This project to label my perennial garden is one that I have had on my to-do list for a while, and when I found these copper garden labels on Amazon, I was immediately inspired to get it done. This year has been a great one for gardening, and having just done a major plant edit, it was time to get things labeled. Once the garden is dormant and covered in leaves, I like having an idea of where things plan on coming back, especially when in spring I look for places to tuck new plantings. Another motivation for labeling was to get myself to learn the proper botanical names for my plants.
I have mostly labeled plants with the ‘Genus species’ Latin naming convention, as developed by famed Swedish botanist Carolus Linneaus. The plant family or ‘genus’ is listed first and capitalized, and the species follows in lower case. In some cases, because space is limited on the label, and I am more interested in identifying the specific variety of a plant, I would just list the genus and variety. ‘Variety’ is the third and lowest ranking in the botanical nomenclature and follows the species when available; it is listed in single quotations and capitalized. Though not always available on a plant tag from a nursery, in highly bred plant types like roses and irises, variety is abundant.

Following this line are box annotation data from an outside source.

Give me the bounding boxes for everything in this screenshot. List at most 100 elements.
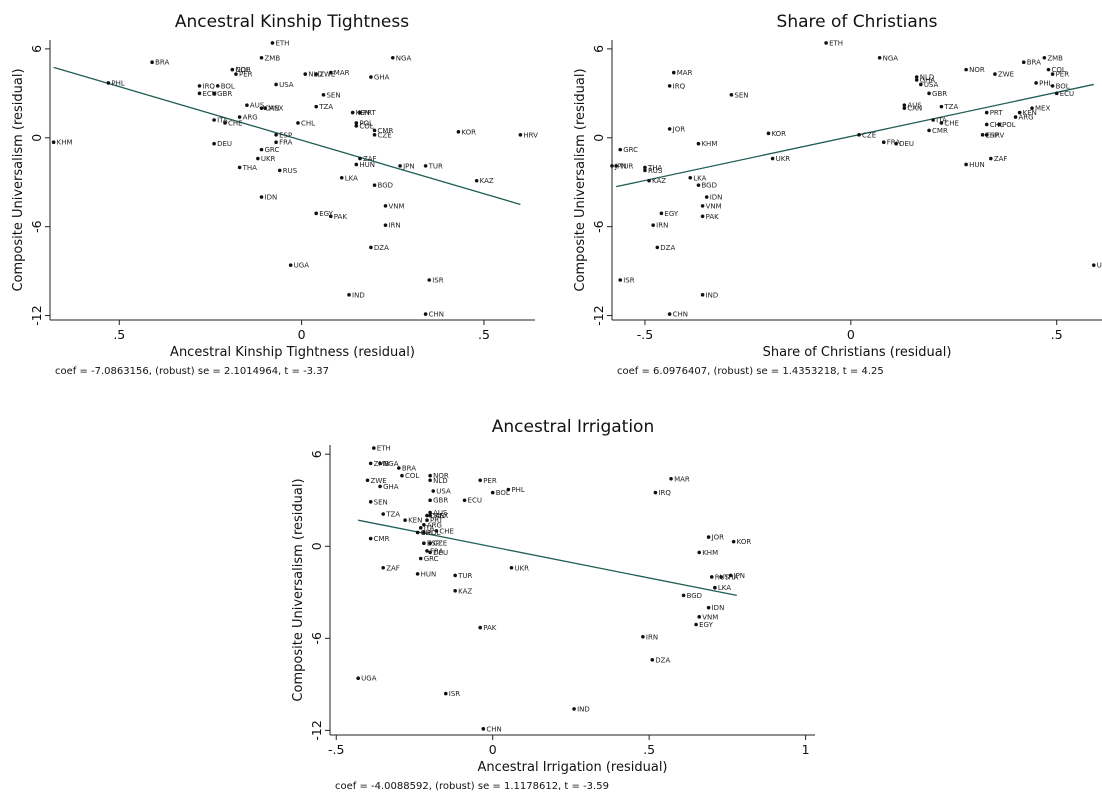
point-label: PHL <box>111 79 124 87</box>
point-label: JPN <box>733 572 746 580</box>
point-label: CHN <box>429 311 444 319</box>
data-point <box>365 478 370 483</box>
point-label: TUR <box>618 162 633 170</box>
point-label: GBR <box>433 497 448 505</box>
data-point <box>1013 115 1018 119</box>
data-point <box>647 178 651 183</box>
point-label: KAZ <box>458 587 472 595</box>
data-point <box>728 573 733 578</box>
point-label: ZMB <box>1047 54 1063 62</box>
point-label: UKR <box>776 155 791 163</box>
data-point <box>770 156 775 161</box>
data-point <box>719 575 723 579</box>
point-label: COL <box>359 122 373 130</box>
data-point <box>303 72 308 76</box>
y-tick-label: 6 <box>591 45 606 53</box>
point-label: KHM <box>701 140 717 148</box>
point-label: FRA <box>430 547 444 555</box>
point-label: PRT <box>990 109 1004 117</box>
data-point <box>422 541 426 546</box>
point-label: ESP <box>986 131 999 139</box>
point-label: DEU <box>217 140 232 148</box>
point-label: MEX <box>268 105 283 113</box>
point-label: MAR <box>334 69 350 77</box>
point-label: JOR <box>711 534 725 542</box>
data-point <box>697 615 702 619</box>
data-point <box>572 707 576 711</box>
data-point <box>1034 81 1038 85</box>
data-point <box>212 118 216 122</box>
y-tick-label: 6 <box>309 450 324 458</box>
point-label: UGA <box>294 262 310 270</box>
y-tick-label: 0 <box>29 134 44 142</box>
point-label: ISR <box>432 277 444 285</box>
point-label: CHE <box>439 527 454 535</box>
data-point <box>518 133 523 137</box>
point-label: BGD <box>701 182 717 190</box>
point-label: BOL <box>1056 82 1070 90</box>
point-label: MAR <box>677 69 693 77</box>
point-label: ZAF <box>363 155 377 163</box>
data-point <box>997 122 1001 127</box>
data-point <box>984 110 989 115</box>
data-point <box>1021 60 1026 65</box>
data-point <box>51 140 56 145</box>
point-label: IRN <box>388 222 400 230</box>
x-axis-label: Ancestral Irrigation (residual) <box>477 760 667 775</box>
point-label: KOR <box>771 130 786 138</box>
data-point <box>428 510 432 515</box>
data-point <box>427 278 432 282</box>
point-label: CHL <box>990 121 1004 129</box>
point-label: PER <box>1056 71 1070 79</box>
point-label: VNM <box>706 202 722 210</box>
regression-note: coef = 6.0976407, (robust) se = 1.435321… <box>617 366 884 377</box>
point-label: USA <box>436 488 451 496</box>
x-tick-label: 0 <box>489 742 497 757</box>
data-point <box>490 490 495 495</box>
data-point <box>902 106 907 110</box>
x-axis-label: Share of Christians (residual) <box>763 345 952 360</box>
point-label: IND <box>577 705 590 713</box>
y-tick-label: 0 <box>309 542 324 550</box>
point-label: HRV <box>523 131 538 139</box>
data-point <box>694 622 698 627</box>
data-point <box>428 473 432 478</box>
data-point <box>651 223 655 227</box>
data-point <box>704 195 709 199</box>
point-label: TZA <box>318 103 333 111</box>
data-point <box>434 529 439 533</box>
data-point <box>614 164 618 168</box>
point-label: CAN <box>430 512 445 520</box>
point-label: GRC <box>424 555 439 563</box>
data-point <box>339 175 344 180</box>
point-label: AUS <box>250 102 265 110</box>
data-point <box>321 93 326 97</box>
data-point <box>150 60 154 65</box>
point-label: CHN <box>486 725 501 733</box>
data-point <box>237 165 242 170</box>
point-label: VNM <box>702 613 718 621</box>
data-point <box>369 245 373 250</box>
point-label: ZMB <box>265 54 281 62</box>
data-point <box>368 499 373 504</box>
data-point <box>696 141 701 146</box>
data-point <box>481 727 486 731</box>
data-point <box>314 104 319 109</box>
point-label: JPN <box>614 162 627 170</box>
fit-line <box>615 83 1094 188</box>
data-point <box>659 211 664 216</box>
data-point <box>428 513 432 518</box>
point-label: IRQ <box>673 82 686 90</box>
point-label: GBR <box>217 90 232 98</box>
data-point <box>259 195 264 199</box>
point-label: BGD <box>378 182 394 190</box>
data-point <box>354 162 359 167</box>
data-point <box>378 461 382 466</box>
data-point <box>215 84 220 88</box>
data-point <box>398 164 402 168</box>
point-label: BOL <box>221 82 235 90</box>
data-point <box>234 72 238 76</box>
data-point <box>700 214 705 219</box>
point-label: ETH <box>275 39 289 47</box>
data-point <box>368 536 373 541</box>
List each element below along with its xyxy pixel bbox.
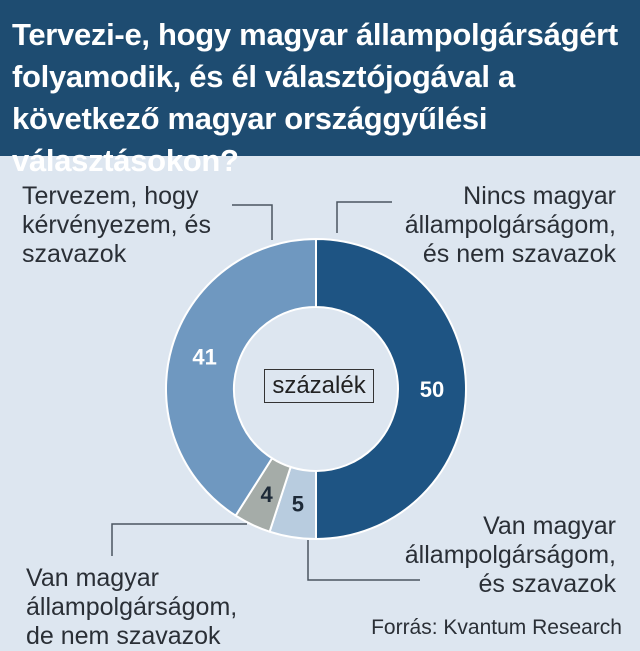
unit-label: százalék bbox=[264, 369, 374, 403]
label-line: állampolgárságom, bbox=[404, 541, 616, 569]
leader-lines bbox=[111, 201, 420, 581]
leader-line-citizen-votes bbox=[307, 540, 420, 581]
slice-value-label: 4 bbox=[260, 482, 273, 507]
label-line: kérvényezem, és bbox=[22, 211, 211, 239]
donut-slices bbox=[165, 237, 467, 541]
label-line: Tervezem, hogy bbox=[22, 182, 199, 210]
slice-value-label: 41 bbox=[192, 345, 216, 370]
source-note: Forrás: Kvantum Research bbox=[371, 616, 622, 639]
slice-value-labels: 50 54 41 bbox=[192, 345, 444, 517]
label-line: állampolgárságom, bbox=[404, 211, 616, 239]
label-line: állampolgárságom, bbox=[26, 593, 238, 621]
label-no-citizenship: Nincs magyar állampolgárságom, és nem sz… bbox=[405, 182, 616, 269]
donut-chart: 50 54 41 bbox=[111, 201, 467, 581]
label-line: Van magyar bbox=[26, 564, 159, 592]
label-line: szavazok bbox=[22, 240, 127, 268]
donut-slice bbox=[315, 237, 467, 541]
chart-title: Tervezi-e, hogy magyar állampolgárságért… bbox=[12, 17, 618, 178]
label-citizen-votes: Van magyar állampolgárságom, és szavazok bbox=[405, 512, 616, 599]
label-line: és nem szavazok bbox=[422, 240, 616, 268]
slice-value-label: 50 bbox=[420, 377, 444, 402]
label-line: Van magyar bbox=[483, 512, 616, 540]
slice-value-label: 5 bbox=[292, 492, 304, 517]
label-line: Nincs magyar bbox=[463, 182, 616, 210]
label-planned: Tervezem, hogy kérvényezem, és szavazok bbox=[22, 182, 211, 269]
label-line: és szavazok bbox=[478, 570, 616, 598]
leader-line-no-citizenship bbox=[336, 201, 392, 233]
title-banner: Tervezi-e, hogy magyar állampolgárságért… bbox=[0, 0, 640, 178]
label-citizen-no-vote: Van magyar állampolgárságom, de nem szav… bbox=[26, 564, 237, 651]
leader-line-planned bbox=[232, 204, 273, 240]
donut-slice bbox=[165, 237, 317, 518]
leader-line-citizen-no-vote bbox=[111, 523, 247, 556]
label-line: de nem szavazok bbox=[26, 622, 221, 650]
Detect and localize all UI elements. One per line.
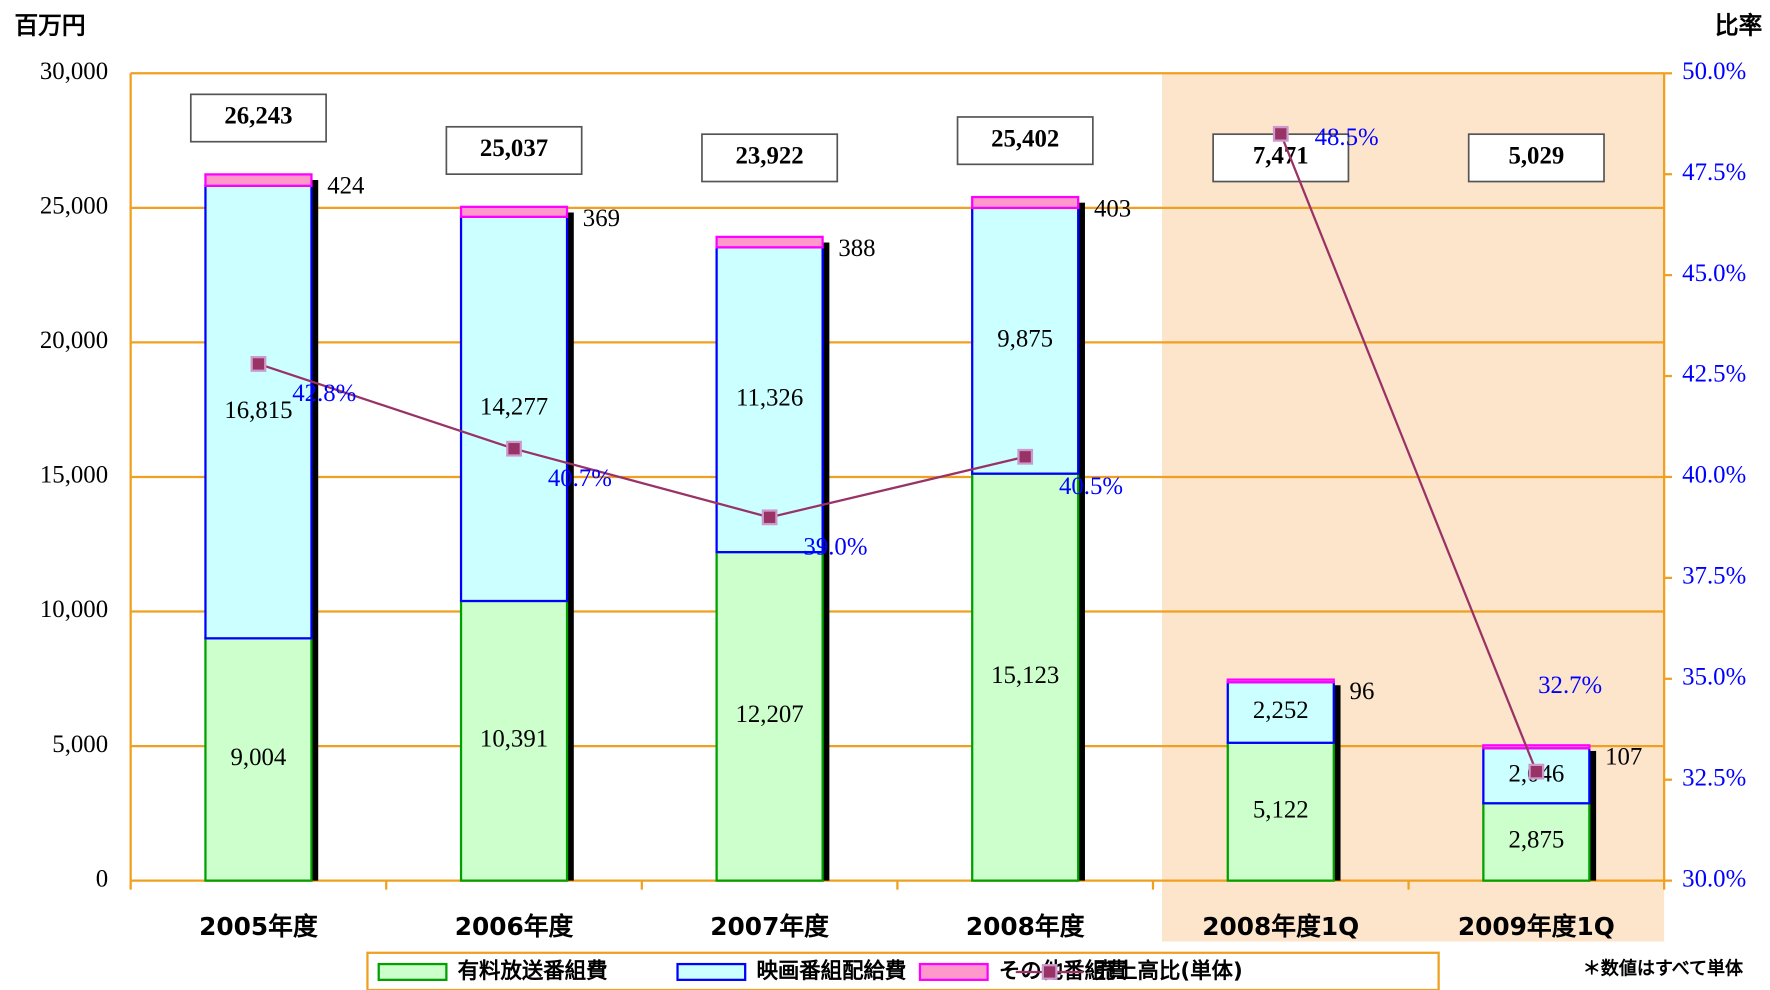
legend-label: 売上高比(単体) (1095, 958, 1243, 984)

Since over time, any permanent marker writing on a garden label will fade, I first wrote out the plant label with a dull pencil to etch the name into the copper which is very soft and malleable, and then wrote over with an archival marker. I started off using a permanent Sharpie, but soon switched to a finer .08 Pigma Micron pen which looked nicer. When the sun and rain wash away the marker, I’ll still be able to read the label!